La OMS recomienda establecer, cuando sea posible, un nivel de referencia de 100 Bq/m³ y señala que, cuando las circunstancias nacionales no permitan alcanzarlo, este no debería superar los 300 Bq/m³. También indica que el riesgo aumenta de forma progresiva con la exposición.

Cómo saber si existe realmente un problema de radón

Midiendo.

El radón puede variar a lo largo del día y entre distintas épocas del año, por lo que una lectura puntual no siempre representa adecuadamente la exposición habitual.

El CSN recomienda que, cuando se quiere obtener una medición suficientemente representativa a efectos de la normativa, los detectores permanezcan expuestos durante al menos tres meses, evitando la época estival. También recomienda acudir a laboratorios acreditados para la medida de radón en aire según ISO 17025.

Por eso cambiaría la frase de la entrada actual:

“Una medición de tres meses dice todo.”

por algo mucho más preciso:

Una medición prolongada proporciona una estimación mucho más representativa que una lectura de unas horas o unos días.

¿Y cómo se diagnostica una humedad?

Aquí ocurre algo parecido.

No basta con mirar la mancha.

Una humedad puede deberse a condensación, filtración, problemas de impermeabilización, agua procedente del terreno, fugas u otras causas.

Por eso una actuación correcta debe empezar identificando qué mecanismo está aportando el agua y por qué aparece precisamente en ese punto.

Pintar encima, instalar un deshumidificador o aplicar un tratamiento estándar puede ocultar temporalmente el síntoma sin corregir la causa.

Y precisamente ahí tiene sentido estudiar la vivienda de forma conjunta cuando existen varios problemas.

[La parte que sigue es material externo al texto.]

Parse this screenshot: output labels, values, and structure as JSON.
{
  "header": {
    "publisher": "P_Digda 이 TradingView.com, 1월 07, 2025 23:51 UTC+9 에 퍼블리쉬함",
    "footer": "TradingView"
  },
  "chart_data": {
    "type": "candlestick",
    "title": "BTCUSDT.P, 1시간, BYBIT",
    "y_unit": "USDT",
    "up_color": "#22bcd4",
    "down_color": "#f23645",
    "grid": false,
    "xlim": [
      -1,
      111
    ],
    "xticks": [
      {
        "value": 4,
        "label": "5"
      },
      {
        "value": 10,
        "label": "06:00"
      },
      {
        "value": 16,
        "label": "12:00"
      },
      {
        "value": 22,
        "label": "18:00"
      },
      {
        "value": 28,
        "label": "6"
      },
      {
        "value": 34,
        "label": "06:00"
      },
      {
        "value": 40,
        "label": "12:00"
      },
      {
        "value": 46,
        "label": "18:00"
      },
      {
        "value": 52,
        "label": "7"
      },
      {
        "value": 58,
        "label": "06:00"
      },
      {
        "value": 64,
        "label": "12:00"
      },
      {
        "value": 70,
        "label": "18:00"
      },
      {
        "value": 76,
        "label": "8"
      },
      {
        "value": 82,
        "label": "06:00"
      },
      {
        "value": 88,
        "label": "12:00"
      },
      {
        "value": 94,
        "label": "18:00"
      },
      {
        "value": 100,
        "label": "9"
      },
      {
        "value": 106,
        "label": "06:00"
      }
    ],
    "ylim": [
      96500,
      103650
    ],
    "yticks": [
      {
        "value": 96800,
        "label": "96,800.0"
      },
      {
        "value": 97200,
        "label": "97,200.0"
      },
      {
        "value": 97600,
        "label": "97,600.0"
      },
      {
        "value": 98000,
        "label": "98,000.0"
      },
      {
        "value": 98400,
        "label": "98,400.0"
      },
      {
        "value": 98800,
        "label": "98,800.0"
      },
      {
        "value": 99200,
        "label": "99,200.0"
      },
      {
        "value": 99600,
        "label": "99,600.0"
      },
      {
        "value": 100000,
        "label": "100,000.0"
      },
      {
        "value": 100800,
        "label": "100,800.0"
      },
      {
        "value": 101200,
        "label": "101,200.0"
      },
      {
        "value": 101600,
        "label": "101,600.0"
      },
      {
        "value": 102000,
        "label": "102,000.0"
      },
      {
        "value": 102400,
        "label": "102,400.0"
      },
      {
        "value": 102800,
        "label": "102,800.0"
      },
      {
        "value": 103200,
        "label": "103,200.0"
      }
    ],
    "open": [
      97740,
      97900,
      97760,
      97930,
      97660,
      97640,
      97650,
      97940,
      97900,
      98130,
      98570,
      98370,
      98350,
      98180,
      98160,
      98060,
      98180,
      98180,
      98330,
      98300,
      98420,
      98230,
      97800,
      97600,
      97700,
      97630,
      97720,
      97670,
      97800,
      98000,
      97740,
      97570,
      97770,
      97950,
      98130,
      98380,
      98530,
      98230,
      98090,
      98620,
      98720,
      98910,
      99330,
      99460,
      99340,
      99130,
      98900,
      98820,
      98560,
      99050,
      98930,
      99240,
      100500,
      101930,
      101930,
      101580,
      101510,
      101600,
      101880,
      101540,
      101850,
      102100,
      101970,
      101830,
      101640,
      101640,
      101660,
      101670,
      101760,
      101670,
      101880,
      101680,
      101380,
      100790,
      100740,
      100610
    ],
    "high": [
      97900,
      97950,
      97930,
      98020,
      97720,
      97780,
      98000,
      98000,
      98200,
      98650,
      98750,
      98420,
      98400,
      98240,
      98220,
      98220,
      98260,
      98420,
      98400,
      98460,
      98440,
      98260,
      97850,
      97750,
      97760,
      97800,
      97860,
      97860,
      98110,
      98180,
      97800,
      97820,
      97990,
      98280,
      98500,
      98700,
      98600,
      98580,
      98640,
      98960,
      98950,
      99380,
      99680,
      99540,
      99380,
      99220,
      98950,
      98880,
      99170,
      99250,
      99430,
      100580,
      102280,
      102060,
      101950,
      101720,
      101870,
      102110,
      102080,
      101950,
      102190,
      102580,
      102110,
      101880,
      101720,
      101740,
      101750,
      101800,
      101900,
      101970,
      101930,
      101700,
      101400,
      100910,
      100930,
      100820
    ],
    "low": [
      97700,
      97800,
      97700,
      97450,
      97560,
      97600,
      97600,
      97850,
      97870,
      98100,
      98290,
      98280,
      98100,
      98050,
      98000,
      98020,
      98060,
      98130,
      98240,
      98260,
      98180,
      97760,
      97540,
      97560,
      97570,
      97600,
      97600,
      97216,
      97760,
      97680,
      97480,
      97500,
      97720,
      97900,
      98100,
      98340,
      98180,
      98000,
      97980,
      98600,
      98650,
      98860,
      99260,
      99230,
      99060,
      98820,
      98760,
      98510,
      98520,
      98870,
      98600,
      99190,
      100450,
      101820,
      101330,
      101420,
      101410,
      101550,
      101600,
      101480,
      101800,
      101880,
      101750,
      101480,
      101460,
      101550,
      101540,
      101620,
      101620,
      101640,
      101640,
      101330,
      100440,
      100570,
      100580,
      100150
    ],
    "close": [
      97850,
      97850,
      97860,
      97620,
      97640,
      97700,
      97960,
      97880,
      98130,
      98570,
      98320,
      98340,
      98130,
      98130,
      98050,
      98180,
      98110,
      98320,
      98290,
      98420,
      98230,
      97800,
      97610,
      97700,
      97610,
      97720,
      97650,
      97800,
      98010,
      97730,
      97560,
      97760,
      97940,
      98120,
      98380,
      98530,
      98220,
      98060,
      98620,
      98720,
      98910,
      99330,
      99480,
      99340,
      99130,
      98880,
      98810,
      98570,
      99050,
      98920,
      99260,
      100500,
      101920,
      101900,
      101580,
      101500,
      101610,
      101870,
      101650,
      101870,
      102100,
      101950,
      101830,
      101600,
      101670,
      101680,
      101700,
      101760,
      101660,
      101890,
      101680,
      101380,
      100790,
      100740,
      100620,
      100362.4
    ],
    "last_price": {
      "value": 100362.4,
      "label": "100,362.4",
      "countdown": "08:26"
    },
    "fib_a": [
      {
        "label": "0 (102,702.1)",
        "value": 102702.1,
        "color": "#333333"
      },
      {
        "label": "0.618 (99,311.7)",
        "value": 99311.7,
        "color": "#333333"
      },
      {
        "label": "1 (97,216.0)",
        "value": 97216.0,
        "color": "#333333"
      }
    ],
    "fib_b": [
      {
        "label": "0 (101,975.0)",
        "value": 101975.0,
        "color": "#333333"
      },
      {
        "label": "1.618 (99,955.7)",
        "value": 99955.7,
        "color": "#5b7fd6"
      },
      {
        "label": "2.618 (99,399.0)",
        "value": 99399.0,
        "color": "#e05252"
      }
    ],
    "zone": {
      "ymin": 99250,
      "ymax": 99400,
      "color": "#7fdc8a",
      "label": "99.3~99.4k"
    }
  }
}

Cuando humedad y radón coinciden

Imaginemos un sótano con humedad persistente situado en una zona con potencial significativo de radón.

No deberíamos decir:

“Hay humedad, por tanto hay radón.”

Pero tampoco tiene mucho sentido reparar únicamente la apariencia de la humedad sin prestar atención al comportamiento general del edificio.

Podemos estudiar de dónde viene el agua y, de forma independiente, medir la concentración de radón.

Si existe un problema en ambos casos, entonces sí podremos diseñar las actuaciones teniendo en cuenta cómo está construido el edificio.

Eso evita intervenir dos veces y, sobre todo, evita tomar decisiones basadas en suposiciones.

¿Qué soluciones existen cuando aparece radón?

No hay una única solución válida para todos los edificios.

La Guía de Rehabilitación frente al Radón contempla diferentes estrategias: barreras frente al radón, sellado de fisuras y juntas, creación de sobrepresión, ventilación de cámaras o espacios de contención, despresurización del terreno y ventilación de locales habitables, entre otras.

Cuál utilizar dependerá de la concentración medida y de las características constructivas del inmueble.

Por eso eliminaría de la entrada actual la afirmación de que la solución “más eficaz” es siempre la ventilación forzada o la despresurización.

Tampoco afirmaría que estas técnicas “no requieren obras mayores”, porque la complejidad de una intervención depende completamente del edificio.

Lo importante no es utilizar la solución más llamativa.

Es utilizar la adecuada.

Medir, diagnosticar y después actuar

Humedad y radón tienen algo importante en común: las soluciones funcionan mucho mejor cuando dejamos de adivinar.

Ante una humedad necesitamos conocer su origen.

Ante el radón necesitamos conocer su concentración.

Y cuando ambos problemas aparecen en un mismo inmueble, estudiar el edificio de forma conjunta puede ayudarnos a tomar decisiones mucho más coherentes.

En Tu Hogar 10 trabajamos precisamente desde esa perspectiva: analizar el inmueble, medir cuando es necesario y plantear actuaciones adaptadas a lo que realmente está ocurriendo.

Porque una mancha de humedad puede estar avisándonos de un problema constructivo.

Pero no puede decirnos cuánto radón hay en casa.

Eso solo puede hacerlo una medición.

Y conocer el dato es lo que permite decidir qué hacer después.